A picture can tell us so much. This horse was new to the handler, was catagorized as a very "experienced and confident" animal. We had the opportunity to assess him at a clinic.
I captured this picture during a "calm"- or not scary looking to the human- moment. This is a great example of a horse completely mentally disconnected from any of his physical actions.
Have you ever associated the direction of your horse's feet with the direction of his thoughts? How often have you checked in to notice the position of all four feet when at a halt? Have you ever recognizable your horse's weight is and which leg all of his balance is coming from before asking for movement? Have you assessed the horse's inability to mentally connect physically where his feet and body are to find a soft feeling coming into and when leaving the halt with minimal aids verses a contained feeling through strong aids?

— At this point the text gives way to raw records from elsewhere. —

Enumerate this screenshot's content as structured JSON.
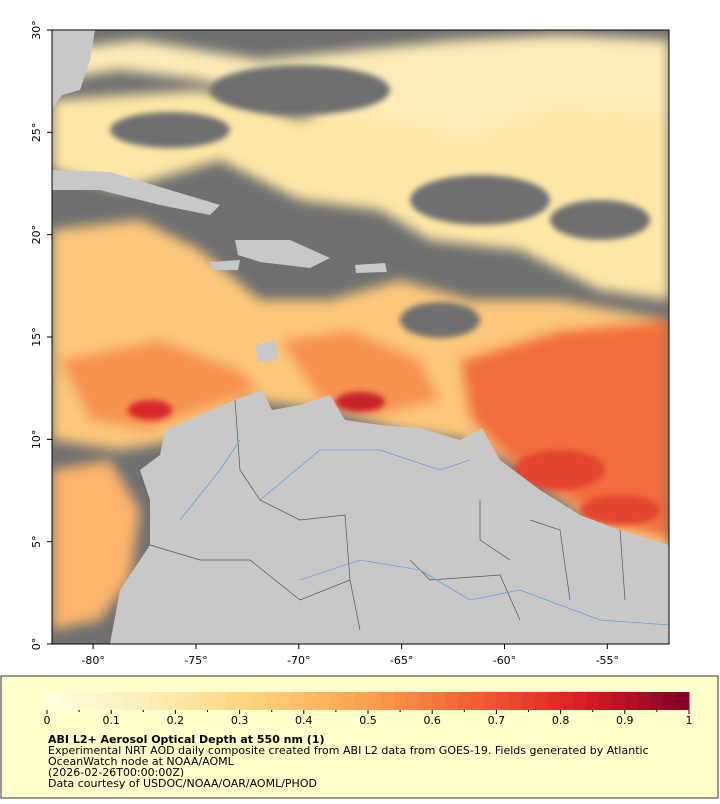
{
  "map": {
    "type": "map",
    "xlim": [
      -82,
      -52
    ],
    "ylim": [
      0,
      30
    ],
    "xticks": [
      {
        "value": -80,
        "label": "-80°"
      },
      {
        "value": -75,
        "label": "-75°"
      },
      {
        "value": -70,
        "label": "-70°"
      },
      {
        "value": -65,
        "label": "-65°"
      },
      {
        "value": -60,
        "label": "-60°"
      },
      {
        "value": -55,
        "label": "-55°"
      }
    ],
    "yticks": [
      {
        "value": 0,
        "label": "0°"
      },
      {
        "value": 5,
        "label": "5°"
      },
      {
        "value": 10,
        "label": "10°"
      },
      {
        "value": 15,
        "label": "15°"
      },
      {
        "value": 20,
        "label": "20°"
      },
      {
        "value": 25,
        "label": "25°"
      },
      {
        "value": 30,
        "label": "30°"
      }
    ]
  },
  "colorbar": {
    "lim": [
      0,
      1
    ],
    "ticks": [
      0,
      0.1,
      0.2,
      0.3,
      0.4,
      0.5,
      0.6,
      0.7,
      0.8,
      0.9,
      1
    ]
  },
  "caption": {
    "title": "ABI L2+ Aerosol Optical Depth at 550 nm (1)",
    "lines": [
      "Experimental NRT AOD daily composite created from ABI L2 data from GOES-19. Fields generated by Atlantic",
      "OceanWatch node at NOAA/AOML",
      "(2026-02-26T00:00:00Z)",
      "Data courtesy of USDOC/NOAA/OAR/AOML/PHOD"
    ]
  }
}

I see the halt as an opportunity for the horse to mentally check-in with the human, process what has been asked of him, let down any emotions, and get prepared for what will be asked next. It is also feedback to the human as to what the horse needs support in addressing/letting go of to better prepare and be mentally available and physically soft for the next moment. Each one influences the quality of the next.
Most folks present it as what I call, "an interruption of the horse's forward movement." It feels like a battle, the horse is busy, contained and tight.
Therefore the halt loses value as a way to support the horse and give the human time to think through scenarios.